The State – 10/16/20

April Bautista

Lacie Hudson and Case deKoning

Michigan State University President Stanley provided the community with an update on the school’s COVID-19 financial situation.

The fiscal year began on July 1, and Stanley noted that student enrollment, which was finalized last week, is a big contribution to this year’s finances.

This fall there are a little under 50,000 students enrolled at MSU, down 866 students from last fall, with 335 of that loss being first year students. That’s 39% of all student loss.

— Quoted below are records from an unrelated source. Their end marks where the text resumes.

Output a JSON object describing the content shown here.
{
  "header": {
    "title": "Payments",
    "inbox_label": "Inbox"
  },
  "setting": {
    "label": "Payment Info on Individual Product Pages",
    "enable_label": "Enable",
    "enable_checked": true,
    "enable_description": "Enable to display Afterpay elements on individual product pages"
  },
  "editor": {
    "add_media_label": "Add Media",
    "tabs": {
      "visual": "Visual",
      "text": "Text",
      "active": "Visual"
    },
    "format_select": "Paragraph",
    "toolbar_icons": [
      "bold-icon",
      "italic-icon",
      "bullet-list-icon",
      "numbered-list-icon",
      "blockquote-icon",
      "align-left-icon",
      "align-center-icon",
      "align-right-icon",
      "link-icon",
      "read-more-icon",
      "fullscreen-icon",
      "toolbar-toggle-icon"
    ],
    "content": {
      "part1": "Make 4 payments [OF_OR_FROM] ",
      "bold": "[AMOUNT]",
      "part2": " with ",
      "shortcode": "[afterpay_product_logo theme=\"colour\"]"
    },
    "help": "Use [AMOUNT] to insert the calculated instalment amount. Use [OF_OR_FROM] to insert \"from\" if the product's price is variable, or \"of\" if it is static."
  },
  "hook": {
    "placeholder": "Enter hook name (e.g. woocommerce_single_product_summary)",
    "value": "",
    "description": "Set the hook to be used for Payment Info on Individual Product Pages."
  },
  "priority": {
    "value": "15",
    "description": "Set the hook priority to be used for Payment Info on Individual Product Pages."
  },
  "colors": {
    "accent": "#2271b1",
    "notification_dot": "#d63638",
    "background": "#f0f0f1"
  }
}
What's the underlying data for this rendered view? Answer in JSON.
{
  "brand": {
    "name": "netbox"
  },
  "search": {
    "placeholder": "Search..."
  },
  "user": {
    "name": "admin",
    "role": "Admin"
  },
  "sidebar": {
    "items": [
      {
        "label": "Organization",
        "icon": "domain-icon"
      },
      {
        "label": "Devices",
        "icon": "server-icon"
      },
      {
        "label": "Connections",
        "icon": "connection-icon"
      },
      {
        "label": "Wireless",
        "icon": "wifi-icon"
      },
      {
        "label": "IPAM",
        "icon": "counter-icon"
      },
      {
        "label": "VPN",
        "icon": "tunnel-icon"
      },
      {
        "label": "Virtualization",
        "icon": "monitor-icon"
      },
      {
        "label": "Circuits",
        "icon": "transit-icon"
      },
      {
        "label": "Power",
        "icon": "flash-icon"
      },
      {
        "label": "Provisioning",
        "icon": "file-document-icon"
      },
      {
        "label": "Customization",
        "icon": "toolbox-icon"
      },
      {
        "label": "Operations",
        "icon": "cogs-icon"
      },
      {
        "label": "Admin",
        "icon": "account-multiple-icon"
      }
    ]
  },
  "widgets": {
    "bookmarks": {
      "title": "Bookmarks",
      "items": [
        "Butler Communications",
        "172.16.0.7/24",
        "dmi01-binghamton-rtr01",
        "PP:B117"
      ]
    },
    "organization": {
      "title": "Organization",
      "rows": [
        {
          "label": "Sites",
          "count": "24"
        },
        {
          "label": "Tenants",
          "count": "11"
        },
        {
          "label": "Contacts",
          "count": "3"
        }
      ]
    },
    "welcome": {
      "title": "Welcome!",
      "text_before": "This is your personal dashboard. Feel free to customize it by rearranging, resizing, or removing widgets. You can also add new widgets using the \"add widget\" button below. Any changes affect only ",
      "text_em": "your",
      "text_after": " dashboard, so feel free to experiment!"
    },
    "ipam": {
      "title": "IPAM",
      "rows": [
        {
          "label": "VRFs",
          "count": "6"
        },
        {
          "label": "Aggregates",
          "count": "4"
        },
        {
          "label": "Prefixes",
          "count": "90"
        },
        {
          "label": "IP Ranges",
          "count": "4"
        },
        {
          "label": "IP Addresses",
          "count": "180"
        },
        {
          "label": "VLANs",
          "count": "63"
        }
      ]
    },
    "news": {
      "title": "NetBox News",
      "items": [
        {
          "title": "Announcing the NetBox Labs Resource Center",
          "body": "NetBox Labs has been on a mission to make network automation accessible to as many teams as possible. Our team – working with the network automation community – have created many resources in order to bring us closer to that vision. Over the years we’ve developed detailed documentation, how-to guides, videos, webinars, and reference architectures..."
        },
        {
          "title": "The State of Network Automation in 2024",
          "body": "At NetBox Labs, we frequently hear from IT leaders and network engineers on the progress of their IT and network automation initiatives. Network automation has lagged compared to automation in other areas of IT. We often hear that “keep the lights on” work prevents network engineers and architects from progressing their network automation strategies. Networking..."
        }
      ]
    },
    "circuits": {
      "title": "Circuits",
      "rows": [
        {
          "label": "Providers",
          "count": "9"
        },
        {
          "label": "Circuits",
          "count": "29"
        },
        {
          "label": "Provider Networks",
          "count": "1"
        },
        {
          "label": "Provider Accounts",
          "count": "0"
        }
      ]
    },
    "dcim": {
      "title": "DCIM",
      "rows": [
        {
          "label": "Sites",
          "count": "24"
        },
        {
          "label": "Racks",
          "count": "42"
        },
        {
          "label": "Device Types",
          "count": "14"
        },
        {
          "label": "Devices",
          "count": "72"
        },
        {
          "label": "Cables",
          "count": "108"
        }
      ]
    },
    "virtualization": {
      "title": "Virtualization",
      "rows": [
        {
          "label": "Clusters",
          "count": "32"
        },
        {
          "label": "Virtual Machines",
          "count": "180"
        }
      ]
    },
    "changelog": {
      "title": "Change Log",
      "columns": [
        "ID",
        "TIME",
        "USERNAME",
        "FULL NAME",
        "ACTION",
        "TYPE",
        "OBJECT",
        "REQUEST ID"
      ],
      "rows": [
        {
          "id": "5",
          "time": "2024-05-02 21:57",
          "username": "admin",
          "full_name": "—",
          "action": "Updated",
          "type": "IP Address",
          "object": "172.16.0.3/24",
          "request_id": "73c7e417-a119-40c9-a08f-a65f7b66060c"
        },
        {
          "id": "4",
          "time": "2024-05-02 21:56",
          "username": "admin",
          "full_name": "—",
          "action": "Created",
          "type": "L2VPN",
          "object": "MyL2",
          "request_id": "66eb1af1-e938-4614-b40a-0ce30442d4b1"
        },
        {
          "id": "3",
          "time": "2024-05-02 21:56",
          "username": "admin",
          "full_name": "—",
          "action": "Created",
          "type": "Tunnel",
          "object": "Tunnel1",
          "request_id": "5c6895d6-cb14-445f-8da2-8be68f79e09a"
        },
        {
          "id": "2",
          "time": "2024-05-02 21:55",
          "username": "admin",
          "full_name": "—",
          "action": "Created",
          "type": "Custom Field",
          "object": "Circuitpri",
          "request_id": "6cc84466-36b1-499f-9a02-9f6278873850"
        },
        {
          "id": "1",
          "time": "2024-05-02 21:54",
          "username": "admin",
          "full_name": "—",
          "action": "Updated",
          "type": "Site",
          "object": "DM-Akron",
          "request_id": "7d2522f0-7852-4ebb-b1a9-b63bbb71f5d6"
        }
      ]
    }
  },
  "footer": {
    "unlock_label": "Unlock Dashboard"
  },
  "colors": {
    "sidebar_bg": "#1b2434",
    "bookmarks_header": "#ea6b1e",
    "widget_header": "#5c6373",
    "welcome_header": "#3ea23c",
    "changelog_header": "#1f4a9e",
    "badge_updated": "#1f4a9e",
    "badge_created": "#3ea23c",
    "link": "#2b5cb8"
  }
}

MSU is also implementing previously negotiated raises for unionized employees to honor previous commitments, as well covering inflationary increases in spending on essential items such as health care, utilities and maintaining a safe physical infrastructure.

 

In a joint effort between the Michigan Department of Health and Human Services, Michigan Department of Technology, Management and Budget, and Michigan State University launched a COVID-19 exposure notification app to pilot on campus and in the surrounding community in East Lansing. The app, MI COVID Alert, is free, voluntary and anonymous.

The app works by assigning those who have tested positive for COVID-19 a code that allows them to anonymously share that they have tested positive. The app then uses Bluetooth to detect nearby phones that also have the app, and if for 15 minutes, a user is within six feet of someone that has tested positive, the user will get a notification.

 

Attorney General Dana Nessel charged an eighth man Thursday for his alleged participation in a plan of domestic terrorism against Gov. Gretchen Whitmer.

Brian Higgins of Wisconsin Dells, Wisconsin, was charged with material support of an act of terrorism, which is a 20-year felony. It is alleged that Higgins provided assistance in the plan to kidnap Whitmer from her vacation home.

The latest charge against Higgins totals out to 20 state felonies, all filed by Nessel against the militia group Wolverine Watchmen and its associates.